Vous travaillez pour des organisations publiques. Quel est votre avis sur la « civil tech » ?

Deux cas de figure se présentent dans le secteur public. Soit l’organisation ou la collectivité utilise ces méthodes comme le privé. Il s’agit de mobiliser ses propres agents pour définir la vision future de l’organisation. Soit elle mobilise des citoyens ou des écosystèmes publics-privés. Ces démarches sont à peine naissantes.

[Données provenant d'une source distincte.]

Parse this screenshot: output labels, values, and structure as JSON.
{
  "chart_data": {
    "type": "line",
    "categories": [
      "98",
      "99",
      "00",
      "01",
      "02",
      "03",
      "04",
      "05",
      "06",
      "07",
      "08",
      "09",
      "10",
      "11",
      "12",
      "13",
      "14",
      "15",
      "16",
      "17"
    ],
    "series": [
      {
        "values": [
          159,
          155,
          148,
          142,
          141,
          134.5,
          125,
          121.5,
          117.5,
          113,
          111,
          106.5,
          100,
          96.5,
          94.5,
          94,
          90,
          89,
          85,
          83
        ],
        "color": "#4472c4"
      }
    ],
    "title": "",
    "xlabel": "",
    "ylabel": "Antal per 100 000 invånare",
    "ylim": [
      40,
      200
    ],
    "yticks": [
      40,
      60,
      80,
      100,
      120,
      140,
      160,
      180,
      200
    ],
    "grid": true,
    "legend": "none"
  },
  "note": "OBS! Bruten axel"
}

La civil tech qui est censée gérer ces consultations citoyennes s’est concentrée de façon, à mon avis, obsessionnelle, sur la fabrique de la loi, en France comme ailleurs. Le réflexe premier des militants de la civil tech est la transparence de la démocratie, du processus législatif de fabrique de la loi. Si vous prenez l’exemple de la « république numérique » qu’avait initié Axelle Lemaire, il s’est agi d’un succès en tant que nombre de personnes participant à la consultation mais pas en tant que résulat concret. Si vous prenez un sujet complexe, tel l’e-sport ou la portabilité, seuls les spécialistes du sujet s’en sont emparé.

Nous préférons participer aux définitions des politiques publiques et aux visionning collectifs, du type accès au soins de santé, développement économique des territoires. Par exemple, nous travaillerons pour l’université d’Harvard sur la gouvernance et l’éthique de l’intelligence artificielle : dans les relation homme-machine, quels droits pour la machine ?

–Propos recueillis par Marie Lafourcade

Propos recueillis par Marie Lafourcade

Frank Escoubes, cofondateur et co-dirigeant de Bluenove a 20 ans d’expérience en conseil en stratégie, dont 8 ans chez Deloitte au Canada.

Il a créé en 2011 la plateforme Web collaborative Imagination for People dédiée à l’innovation sociale et sociétale.

Ashoka Fellow depuis 2012, il est aussi romancier et écrit chaque jour un ou deux aphorismes sur Facebook et Twitter.

 

Bluenove est née de la fusion en 2014 entre une société française, du même nom et créée par Martin Duval, spécialisée dans le conseil en « open innovation » et intelligence collaborative. Depuis sa fusion en 2014 avec la société canadienne fondée par Frank Escoubes, elle est propriétaire de ses outils technologiques, notamment le logiciel Assembl, développé en partenariat avec le MIT américain.

Près de 70 % de son chiffre d’affaires est réalisé auprès des grands groupes privés, le reste auprès d’entités publiques, locales, nationales, européennes ou internationales.